C’est également le sens d’un amendement déposé par le député LR Ian Boucard (Territoire de Belfort), qui évoque une réforme « brutale et injuste » qui va avoir des conséquences néfastes pour celles et ceux « qui ont eu des carrières longues, hachées ou des métiers pénibles ». On retrouve aussi des amendements du même ordre ailleurs dans l’Hémicycle, comme celui d’Alexis Corbière (La France insoumise-Nupes, Seine-Saint-Denis) qui demande à exclure les « vendeurs en alimentation » de cette réforme, du fait qu’ils exercent dans des « magasins de vente au détail [qui] sont des lieux de travail à risques ».

Le gouvernement : Matignon fait savoir que son projet est de « conforter » le dispositif des carrières longues, en proposant un départ anticipé sans décote. Le texte original du projet de loi prévoit « la prise en compte des trimestres acquis au titre de l’assurance-vieillesse du parent au foyer et de l’assurance-vieillesse des aidants pour le bénéfice de la retraite anticipée pour carrière longue, dans une limite de quatre trimestres », soit une année.

Emploi des salariés en fin de carrière : l’« index seniors » hérisse le patronat

→ La France est en deçà de la moyenne européenne pour l’emploi des 55-64 ans. Le projet de loi propose la création d’un « index seniors » afin d’« objectiver la place des seniors en entreprise ».

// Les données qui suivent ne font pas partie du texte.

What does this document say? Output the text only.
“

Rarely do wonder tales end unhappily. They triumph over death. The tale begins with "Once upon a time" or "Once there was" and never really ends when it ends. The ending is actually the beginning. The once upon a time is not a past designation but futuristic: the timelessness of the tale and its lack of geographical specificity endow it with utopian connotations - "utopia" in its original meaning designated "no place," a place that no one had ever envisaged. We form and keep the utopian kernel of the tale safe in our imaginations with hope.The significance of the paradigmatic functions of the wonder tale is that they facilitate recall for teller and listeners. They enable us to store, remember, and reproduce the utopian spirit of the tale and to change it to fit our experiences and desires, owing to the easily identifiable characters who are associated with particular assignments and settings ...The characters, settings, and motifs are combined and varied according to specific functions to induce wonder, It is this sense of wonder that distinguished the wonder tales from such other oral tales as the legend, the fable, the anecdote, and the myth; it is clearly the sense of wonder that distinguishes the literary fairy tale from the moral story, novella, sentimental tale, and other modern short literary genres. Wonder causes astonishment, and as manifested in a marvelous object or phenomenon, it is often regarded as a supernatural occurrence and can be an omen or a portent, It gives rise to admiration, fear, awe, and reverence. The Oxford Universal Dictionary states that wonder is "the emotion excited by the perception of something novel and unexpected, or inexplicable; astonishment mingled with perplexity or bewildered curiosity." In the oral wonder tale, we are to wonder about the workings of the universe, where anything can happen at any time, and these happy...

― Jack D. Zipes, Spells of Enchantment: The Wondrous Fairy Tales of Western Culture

Les oppositions : faire cotiser les Français plus longtemps n’a pas de sens si une majorité d’entre eux sont au chômage lors de leurs dernières années de vie active, estime l’opposition. Plusieurs amendements ont été déposés afin de supprimer l’article créant ce dispositif, au motif qu’il n’est assorti d’aucune obligation de résultat. Il est construit sur le modèle de l’index « égalité professionnelle » créé en 2019 et qui, selon un amendement de suppression d’EELV (rejeté en commission), « a montré rapidement son incapacité à avoir un impact réellement transformateur sur les pratiques des entreprises pour résorber effectivement les inégalités dans le monde du travail ».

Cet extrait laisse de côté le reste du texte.